Tout en parlant, Ethan fit un pas de plus dans la grande pièce, son regard courant sur toutes les surfaces encore propres et brillantes. Dans quelques heures à peine, il pouvait imaginer quelle pagaille régnerait entre ces murs.
— C'est calme, hein ? reprit doucement Eden.
— Ouais. C'est pour ça que tu viens aussi tôt ?
— J'imagine, oui.
Ethan ne retint pas son sourire. Les réponses en demi-teinte n'étaient pas sa tasse de thé, mais il ne connaissait pas suffisamment Eden pour se permettre de creuser plus le sujet. C'était, à priori, un chic type. Assez pour s'embêter à préparer des boissons chaudes de façon traditionnelle alors qu'il devait sûrement être occupé à autre chose à l'origine.
Curieux, Ethan observa le plan de travail devant lequel se trouvait l'homme, mais rien n'attira son attention, sinon la présence du chocolat et du lait. Autour de sa taille était noué son habituel tablier. Un jour, peut-être qu'il lui poserait des questions. Eden rirait certainement. Il avait, quoi, deux fois l'âge d'Ethan ? Il avait conscience de n'être qu'un gamin curieux, à leurs yeux. Cependant, même en ayant quasiment l'âge d'être son père – et, oh, Seigneur, il avait l'âge de son père –, Aaron se contentait de sourire face à toutes ses questions, alors qu'ils passaient de longues heures en tête-à-tête dans le local des costumes. Eden ne lui faisait jamais de remarque déplacée lorsqu'il observait tout, absolument tout. Il avait parfois le sentiment qu'il n'en avait jamais assez, assez, assez. Les gens, les choses. Il voulait plus, il désirait plus. Plus de quoi ? Il n'avait jamais trouvé. Alors, il avançait, le temps de comprendre. De se comprendre.
— Tu parlais d'une nouvelle tenue, le relança soudain Eden. Tu veux dire, pour les prochains spectacles ?
— Mh mmmh, acquiesça Ethan.
— Il a conscience qu'ils viennent juste de lancer le nouveau ?
Le jeune homme haussa les épaules et enfonça les mains dans les grosses poches de son immense sweatshirt. Même s'il faisait chaud partout dans les bâtiments, il se sentait toujours mieux avec le confort douillet de ses vêtements en prime. Plus c'était chaud, mieux il se portait.
— Les croquis ont été validés la semaine dernière, en fait.
— Sérieux ? Je pensais qu'ils avaient un peu plus de temps pour y penser...
— Ça prend du temps pour la réalisation, l'organisation...
Ethan plissa légèrement les yeux en se remémorant quelques réunions auxquelles il avait assisté.

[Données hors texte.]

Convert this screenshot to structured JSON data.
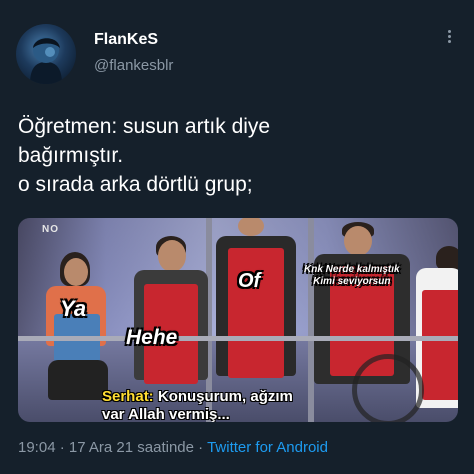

— M'sieur Beausoleil est plutôt cool, mais m'sieur De Gauvet est du genre psychorigide, tu vois ? Tout est suuuuper millimétré, avec lui. Il est dingue ! Tu sais qu'on a dû lui remesurer les jambes quatre fois parce qu'il trouvait que c'était pas assez ajusté ?
Eden lâcha un grand rire tout en cassant des morceaux de chocolat dans la casserole. Il se remit à agiter la préparation. Ethan était persuadé que le chocolat n'avait pas commencé à fondre.
— Ça me fait toujours bizarre que tu les appelles « m'sieur », dit-il.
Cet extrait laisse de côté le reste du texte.